Only now the "Indian Problem" is employed to blame Natives for the poverty, substance abuse and unemployment that's all too common throughout Indian Country. "They bring it on themselves," too many strangers tell me when they learn where I live and work.
But there is a conveniently ignored connection--a direct one, I would argue--between the hopelessness felt by some young people here and their experiences off (and the impositions made by outsiders onto) the reservation. These experiences are what make these suicides bigger than Pine Ridge.
In January, at a hockey game in nearby Rapid City, white adults sitting in a private box above 57 middle-school students from Pine Ridge sprayed the children with beer and told them to "Go back to the reservation." Instead of 57 charges of child abuse and assault in response, like some had suggested, only one man ended up with one charge of disorderly conduct.
In December, while the nation's eyes were on Ferguson, a Native man was killed by a white police officer a day after attending a #NativeLivesMatter anti-police brutality rally in Rapid City. The intoxicated man was shot for appearing threatening with a steak knife. His wife, the only other witness, denies any aggression on his part. The attorney general of South Dakota deemed the five fatal gunshots justified in the report he released.
In November a pack of feral dogs killed an 8-year-old girl here. She was sledding in her backyard. In response, the tribe ordered all stray dogs on the reservation euthanized. This enraged predominantly white animal rights activists from off the reservation, who called the killings inhumane and mobilized to save what dogs they could, oblivious to the poverty and lack of services here that allows the feral dog problem to exist.
Let's be clear. These events tell Native children one thing: "Your lives are not valued. You do not have a place in the world beyond the reservation."
We can all, regardless of race and socio-economic class, understand the desire to leave the place we've come from, to experience something beyond the lives we've known thus far. But for many children in Pine Ridge, however, leaving home to gain any economic advantage seems overwhelming because of the racism and even outright hostility that can be so commonplace in the outside world.

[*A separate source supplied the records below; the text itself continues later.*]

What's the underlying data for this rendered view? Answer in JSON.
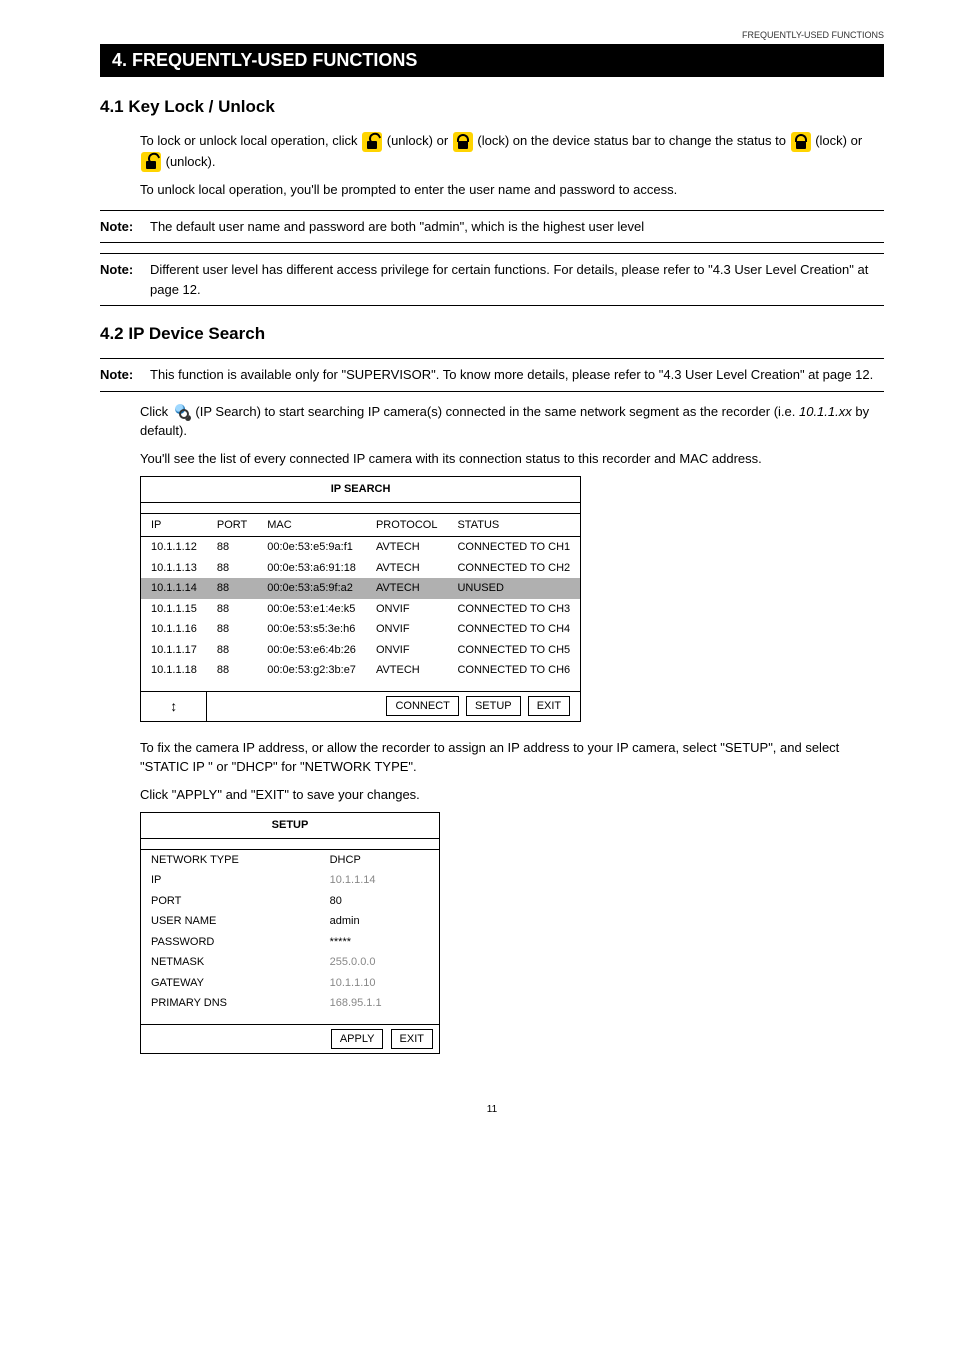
{
  "header": {
    "running_head": "FREQUENTLY-USED FUNCTIONS"
  },
  "title_bar": "4. FREQUENTLY-USED FUNCTIONS",
  "section_41": {
    "heading": "4.1 Key Lock / Unlock",
    "para1_a": "To lock or unlock local operation, click ",
    "para1_b": " (unlock) or ",
    "para1_c": " (lock) on the device status bar to change the status to ",
    "para1_d": " (lock) or ",
    "para1_e": " (unlock).",
    "para2": "To unlock local operation, you'll be prompted to enter the user name and password to access.",
    "note1_label": "Note:",
    "note1_text": "The default user name and password are both \"admin\", which is the highest user level",
    "note2_label": "Note:",
    "note2_text": "Different user level has different access privilege for certain functions. For details, please refer to \"4.3 User Level Creation\" at page 12."
  },
  "section_42": {
    "heading": "4.2 IP Device Search",
    "note_label": "Note:",
    "note_text": "This function is available only for \"SUPERVISOR\". To know more details, please refer to \"4.3 User Level Creation\" at page 12.",
    "para1_a": "Click ",
    "para1_b": " (IP Search) to start searching IP camera(s) connected in the same network segment as the recorder (i.e. ",
    "para1_c": "10.1.1.xx",
    "para1_d": " by default).",
    "para2": "You'll see the list of every connected IP camera with its connection status to this recorder and MAC address.",
    "para3": "To fix the camera IP address, or allow the recorder to assign an IP address to your IP camera, select \"SETUP\", and select \"STATIC IP \" or \"DHCP\" for \"NETWORK TYPE\".",
    "para4": "Click \"APPLY\" and \"EXIT\" to save your changes."
  },
  "ip_table": {
    "title": "IP SEARCH",
    "cols": {
      "ip": "IP",
      "port": "PORT",
      "mac": "MAC",
      "protocol": "PROTOCOL",
      "status": "STATUS"
    },
    "rows": [
      {
        "ip": "10.1.1.12",
        "port": "88",
        "mac": "00:0e:53:e5:9a:f1",
        "protocol": "AVTECH",
        "status": "CONNECTED TO CH1",
        "sel": false
      },
      {
        "ip": "10.1.1.13",
        "port": "88",
        "mac": "00:0e:53:a6:91:18",
        "protocol": "AVTECH",
        "status": "CONNECTED TO CH2",
        "sel": false
      },
      {
        "ip": "10.1.1.14",
        "port": "88",
        "mac": "00:0e:53:a5:9f:a2",
        "protocol": "AVTECH",
        "status": "UNUSED",
        "sel": true
      },
      {
        "ip": "10.1.1.15",
        "port": "88",
        "mac": "00:0e:53:e1:4e:k5",
        "protocol": "ONVIF",
        "status": "CONNECTED TO CH3",
        "sel": false
      },
      {
        "ip": "10.1.1.16",
        "port": "88",
        "mac": "00:0e:53:s5:3e:h6",
        "protocol": "ONVIF",
        "status": "CONNECTED TO CH4",
        "sel": false
      },
      {
        "ip": "10.1.1.17",
        "port": "88",
        "mac": "00:0e:53:e6:4b:26",
        "protocol": "ONVIF",
        "status": "CONNECTED TO CH5",
        "sel": false
      },
      {
        "ip": "10.1.1.18",
        "port": "88",
        "mac": "00:0e:53:g2:3b:e7",
        "protocol": "AVTECH",
        "status": "CONNECTED TO CH6",
        "sel": false
      }
    ],
    "buttons": {
      "connect": "CONNECT",
      "setup": "SETUP",
      "exit": "EXIT"
    },
    "swap_icon": "↕"
  },
  "setup_table": {
    "title": "SETUP",
    "rows": [
      {
        "label": "NETWORK TYPE",
        "value": "DHCP",
        "grey": false
      },
      {
        "label": "IP",
        "value": "10.1.1.14",
        "grey": true
      },
      {
        "label": "PORT",
        "value": "80",
        "grey": false
      },
      {
        "label": "USER NAME",
        "value": "admin",
        "grey": false
      },
      {
        "label": "PASSWORD",
        "value": "*****",
        "grey": false
      },
      {
        "label": "NETMASK",
        "value": "255.0.0.0",
        "grey": true
      },
      {
        "label": "GATEWAY",
        "value": "10.1.1.10",
        "grey": true
      },
      {
        "label": "PRIMARY DNS",
        "value": "168.95.1.1",
        "grey": true
      }
    ],
    "buttons": {
      "apply": "APPLY",
      "exit": "EXIT"
    }
  },
  "page_number": "11"
}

Davidica Young Man, 23, who grew up on Pine Ridge, says racism in all forms gets engrained in you early on as young person here. Just days after the events at the Rapid City hockey game controversy in January, Young Man and her friends also had beer poured on them--this time at a bull-riding event at the Black Hills Stock Show and Rodeo.
"I noticed, as I got older and started going off the rez more, that there are people who tend to follow us around or give us looks that make it seem like we're really suspicious," she told me as we sat in my car in the reservation hamlet of Oglala. "I still don't carry a purse into stores because they always used to ask me to open it before leaving."
Anpo Stars Come Out,* an 18-year-old high school senior from Pine Ridge, agrees. "It's normal for teens to deal with racism of some kind when they leave the reservation." About a month ago, police stopped Stars Come Out in downtown Rapid City for legally smoking a cigarette on a public sidewalk. The officer pulled over, lights flashing, got out of his patrol car and asked to see his ID.
What may seem like a harmless police stop to some can mean much more to those directly involved. A 2013 study lead by the University of Melbourne linked racism to youth depression and anxiety. Depression and anxiety are, of course, foundational to suicidal thoughts. "The review showed there are strong and consistent relationships between racial discrimination and a range of detrimental health outcomes such as low self-esteem, reduced resilience, increased behavior problems and lower levels of wellbeing," wrote lead researcher Dr. Naomi Priest after concluding her review of 461 predominantly American cases.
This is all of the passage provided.